MID(A2,7,FIND("-",A2)-7

Since we have a set number of characters to find the first numeral*, we can use "7" as the start_num in the MID() statement. We then use the FIND() to count the number of characters from the beginning of the string and then subtract the start_num from the total to get our number of characters to count. So in essence the formulais "in ASTM D6615-2010, find the 7th character (6) and then count all characters from the beginning of the string to the dash (11), and subtract the 7 characters at the beginning (4) = 6615"

To make that a 5-digit number, we use TEXT to format it:

TEXT(MID(A2,7,FIND("-",A2)-7),"00000") = TEXT(6615,"0000")
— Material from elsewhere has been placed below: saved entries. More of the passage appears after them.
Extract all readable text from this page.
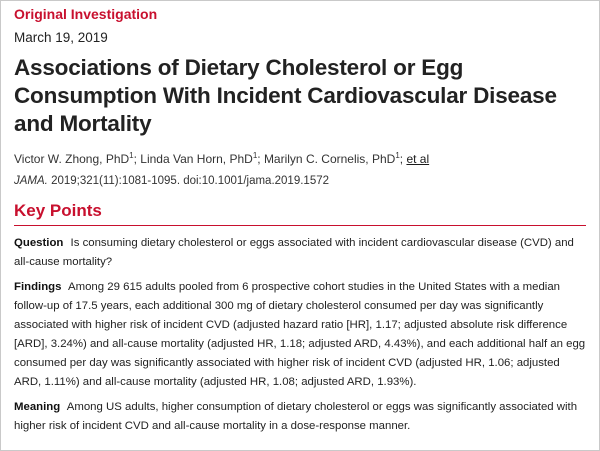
Original Investigation

March 19, 2019

Associations of Dietary Cholesterol or Egg Consumption With Incident Cardiovascular Disease and Mortality

Victor W. Zhong, PhD$^1$; Linda Van Horn, PhD$^1$; Marilyn C. Cornelis, PhD$^1$; et al

JAMA. 2019;321(11):1081-1095. doi:10.1001/jama.2019.1572

Key Points

Question Is consuming dietary cholesterol or eggs associated with incident cardiovascular disease (CVD) and all-cause mortality?

Findings Among 29 615 adults pooled from 6 prospective cohort studies in the United States with a median follow-up of 17.5 years, each additional 300 mg of dietary cholesterol consumed per day was significantly associated with higher risk of incident CVD (adjusted hazard ratio [HR], 1.17; adjusted absolute risk difference [ARD], 3.24%) and all-cause mortality (adjusted HR, 1.18; adjusted ARD, 4.43%), and each additional half an egg consumed per day was significantly associated with higher risk of incident CVD (adjusted HR, 1.06; adjusted ARD, 1.11%) and all-cause mortality (adjusted HR, 1.08; adjusted ARD, 1.93%).

Meaning Among US adults, higher consumption of dietary cholesterol or eggs was significantly associated with higher risk of incident CVD and all-cause mortality in a dose-response manner.
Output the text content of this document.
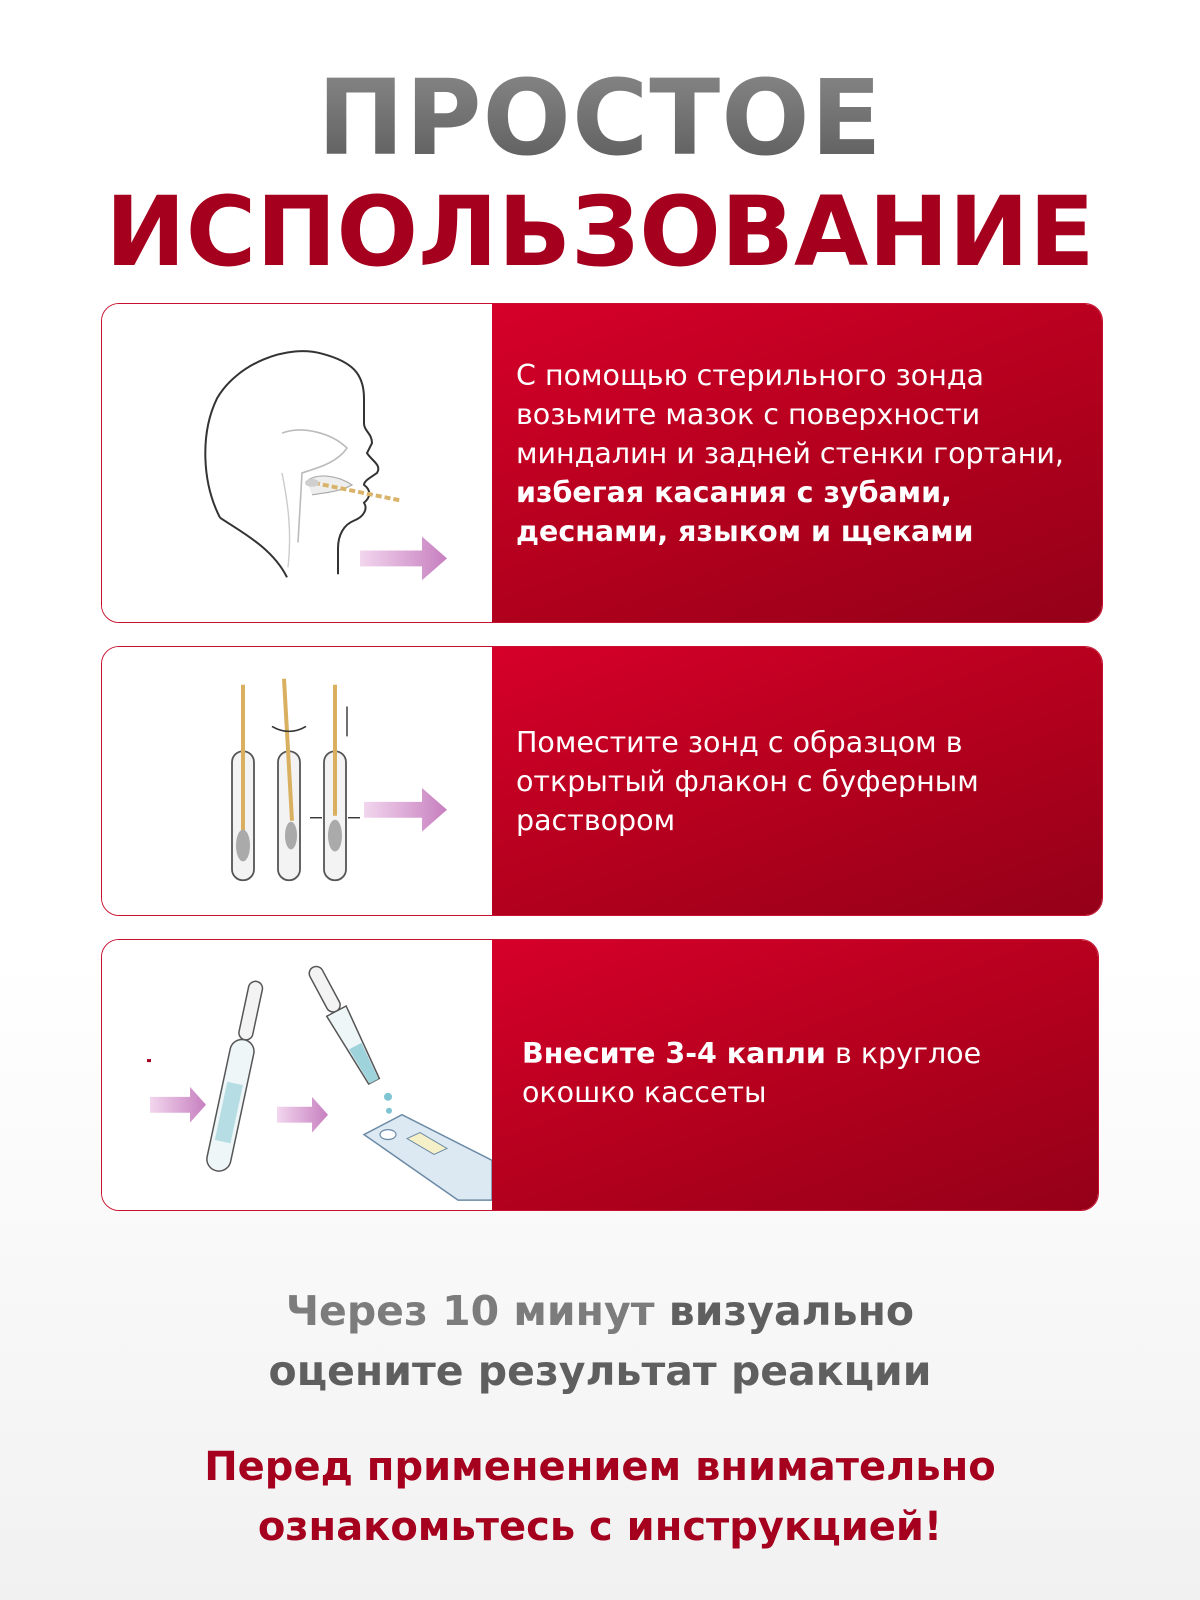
ПРОСТОЕ
ИСПОЛЬЗОВАНИЕ
С помощью стерильного зонда возьмите мазок с поверхности миндалин и задней стенки гортани, избегая касания с зубами, деснами, языком и щеками
Поместите зонд с образцом в открытый флакон с буферным раствором
Внесите 3-4 капли в круглое окошко кассеты
Через 10 минут визуально
оцените результат реакции
Перед применением внимательно
ознакомьтесь с инструкцией!
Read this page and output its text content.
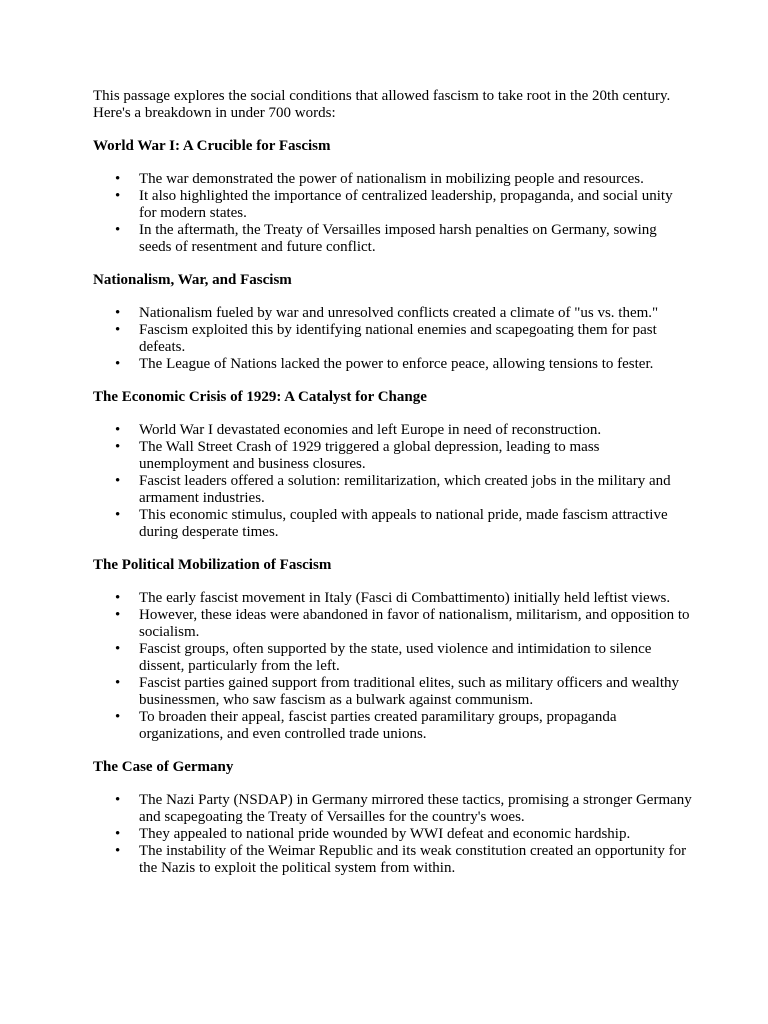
This passage explores the social conditions that allowed fascism to take root in the 20th century. Here's a breakdown in under 700 words:

World War I: A Crucible for Fascism

• The war demonstrated the power of nationalism in mobilizing people and resources.
• It also highlighted the importance of centralized leadership, propaganda, and social unity for modern states.
• In the aftermath, the Treaty of Versailles imposed harsh penalties on Germany, sowing seeds of resentment and future conflict.

Nationalism, War, and Fascism

• Nationalism fueled by war and unresolved conflicts created a climate of "us vs. them."
• Fascism exploited this by identifying national enemies and scapegoating them for past defeats.
• The League of Nations lacked the power to enforce peace, allowing tensions to fester.

The Economic Crisis of 1929: A Catalyst for Change

• World War I devastated economies and left Europe in need of reconstruction.
• The Wall Street Crash of 1929 triggered a global depression, leading to mass unemployment and business closures.
• Fascist leaders offered a solution: remilitarization, which created jobs in the military and armament industries.
• This economic stimulus, coupled with appeals to national pride, made fascism attractive during desperate times.

The Political Mobilization of Fascism

• The early fascist movement in Italy (Fasci di Combattimento) initially held leftist views.
• However, these ideas were abandoned in favor of nationalism, militarism, and opposition to socialism.
• Fascist groups, often supported by the state, used violence and intimidation to silence dissent, particularly from the left.
• Fascist parties gained support from traditional elites, such as military officers and wealthy businessmen, who saw fascism as a bulwark against communism.
• To broaden their appeal, fascist parties created paramilitary groups, propaganda organizations, and even controlled trade unions.

The Case of Germany

• The Nazi Party (NSDAP) in Germany mirrored these tactics, promising a stronger Germany and scapegoating the Treaty of Versailles for the country's woes.
• They appealed to national pride wounded by WWI defeat and economic hardship.
• The instability of the Weimar Republic and its weak constitution created an opportunity for the Nazis to exploit the political system from within.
CONCATENATE the two formulas into one, and the sort is D06615. So our list above then looks like this:

docNum Sort
ASTM D6615-2010 D06615
ASTM D6783-2005 (R2011) D06783
ASTM D779-2003 D00779
ASTM D918-1993 D00918
ASTM D982-2006 (R2009) D00982
ASTM E1323-2009 E01323
ASTM E141-2010 E00141
ASTM E2232-2010 E02232

And when we sort it by the new sort field:

docNum Sort
ASTM D779-2003 D00779
ASTM D918-1993 D00918
ASTM D982-2006 (R2009) D00982
ASTM D6615-2010 D06615
ASTM D6783-2005 (R2011) D06783
ASTM E141-2010 E00141
ASTM E1323-2009 E01323
ASTM E2232-2010 E02232

*NOTE: This is a simple example that only needs to find one alpha character. More complex formulas with multiple alpha characters would require extensive programming beyond this.